Ce pacte fut réalisé en partie en 1859 avec le mariage de Clotilde (qui se résigna tristement à son sort et fut vite abandonnée par son époux), avec le massacre de Solferino San Martino, une des batailles les plus meurtrières du siècle (c'est sur ce champ de bataille que le Genevois Henri Dunant conçut le projet de la Croix-Rouge) et l'annexion de la Lombardie au Royaume de Sardaigne. Après une période de confusion de quelques mois, l'annexion de la Savoie et de Nice fut accomplie, malgré les protestations de l'Europe, au milieu de l'année 1860. Cette annexion était "justifiée" par la théorie fumeuse des frontières naturelles, ne tenant aucun compte de la situation des peuples. En prenant position sur la crête des Alpes, au Mont Cenis et au petit Saint-Bernard, la France se donnait les moyens d'intervenir à volonté en Italie, et ainsi de tenir la péninsule sous tutelle. La théorie des frontières naturelles engendrait une autre revendication: porter les limites de la France sur le Rhin en s'emparant de la Belgique et du Palatinat allemand. C'est pourquoi, comme l'avait prévu Friedrich Engels, Napoléon III déclara la guerre à la Prusse en 1870. On connaît la suite: défaite cuisante de 1870-1871, proclamation du IIe empire allemand à Versailles, intense propagande anti-boche (selon la terminologie officielle de l'époque) en France pour reprendre l'Alsace-Lorraine, "der des der" en 1914-1918, traité de Versailles humiliant pour l'Allemagne, succès du nazisme, deuxième guerre mondiale. L'Europe, après tant de destructions, perdait sa suprématie au profit des USA et de l'URSS. Compte tenu de ce qui est exposé ci-dessus, qui ne sera contesté que par quelques bonapartistes et hypernationalistes italiens ou français, nous vous demandons de vous retirer du comité d'honneur des fêtes de Plombières. Cette démarche est simple. Ainsi vous laisserez le thermalisme vosgien, le bonapartisme nostalgique et le nationalisme sans scrupules ni remords festoyer entre eux à Plombières, sans leur apporter la caution déshonorante de votre mandat électif. Je reste évidemment à votre disposition pour tout éclaircissement complémentaire.

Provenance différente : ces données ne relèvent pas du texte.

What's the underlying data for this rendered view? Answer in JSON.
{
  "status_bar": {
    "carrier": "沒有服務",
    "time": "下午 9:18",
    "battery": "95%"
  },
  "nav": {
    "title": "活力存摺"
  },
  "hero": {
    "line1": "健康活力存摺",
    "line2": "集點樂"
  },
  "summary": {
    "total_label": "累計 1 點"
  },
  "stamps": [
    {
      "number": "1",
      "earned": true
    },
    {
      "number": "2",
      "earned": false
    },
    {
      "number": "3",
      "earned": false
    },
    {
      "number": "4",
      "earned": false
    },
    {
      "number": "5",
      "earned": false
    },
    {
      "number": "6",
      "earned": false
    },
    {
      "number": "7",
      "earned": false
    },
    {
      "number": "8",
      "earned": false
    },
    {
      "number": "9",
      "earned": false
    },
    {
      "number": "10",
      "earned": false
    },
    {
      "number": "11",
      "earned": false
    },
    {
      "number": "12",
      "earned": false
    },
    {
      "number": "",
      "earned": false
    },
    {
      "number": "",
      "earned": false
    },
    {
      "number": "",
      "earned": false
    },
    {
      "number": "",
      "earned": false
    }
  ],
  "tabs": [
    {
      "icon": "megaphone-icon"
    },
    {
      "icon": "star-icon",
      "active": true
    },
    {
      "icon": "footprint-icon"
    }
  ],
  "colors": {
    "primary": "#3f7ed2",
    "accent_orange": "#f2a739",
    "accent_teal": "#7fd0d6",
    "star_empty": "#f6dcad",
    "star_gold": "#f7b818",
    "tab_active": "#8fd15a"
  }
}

Salutations. Patrice Abeille, Secrétaire général de la Ligue savoisienne.
Un
ultrasarkozyste chef «d'une camarilla bonapartiste», Le Faucigny du 10 juillet
2008.



Commentaires
110% d'accord !
Qu'ils nous laissent vivre libre sur notre territoire, c'est tout ce qu'on leur demande. ! ! savoie libre ! !
A Plombières aussi nous aimerions que le Maire nous lâche et nous laisse vivre...

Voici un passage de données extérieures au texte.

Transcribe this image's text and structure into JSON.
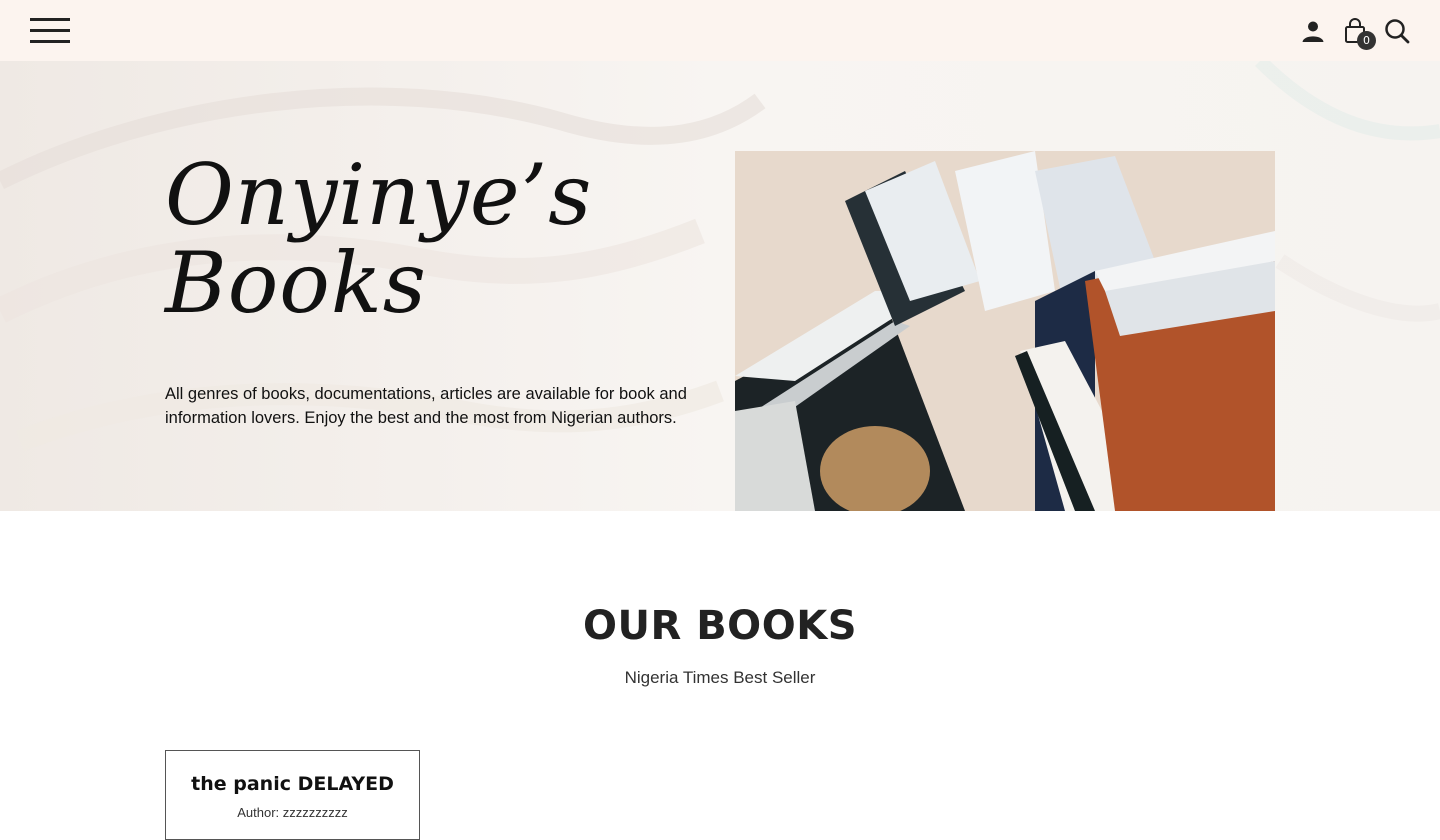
{
  "header": {
    "menu_icon": "hamburger-icon",
    "account_icon": "user-icon",
    "cart_icon": "shopping-bag-icon",
    "cart_count": "0",
    "search_icon": "search-icon",
    "background_color": "#fcf4ef"
  },
  "hero": {
    "title_line1": "Onyinye’s",
    "title_line2": "Books",
    "description": "All genres of books, documentations, articles are available for book and information lovers. Enjoy the best and the most from Nigerian authors.",
    "image_icon": "open-books-photo"
  },
  "books_section": {
    "title": "OUR BOOKS",
    "subtitle": "Nigeria Times Best Seller",
    "items": [
      {
        "title": "the panic DELAYED",
        "author": "Author: zzzzzzzzzz"
      }
    ]
  }
}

Il a joué sur des noms connus pour embellir sa couronne, mais heureusement personne n'est venus!
ZARKOSY devait venir, ses ministre, ESTROSI....bla!bla!bla
Mince alors et dire qu'il y en a qui pensent que la France n'a jamais rattaché à son territoire que la Navarre, autrement dit le Béarn (d'où la bonne vieille expression "de France et de Navarrre) en 1620, alors qu'on oublie trop souvent que ce fut aussi le sort de Nice et de la Savoie un siècle et demi après.
Napoléon-Badinguet, dont les Philippe Séguin et autre grand jacobins se félicitent de trouver un modèle, l'empereur putchiste au triste bilan..
France fédérale ou désert culturel, il faudra choisir.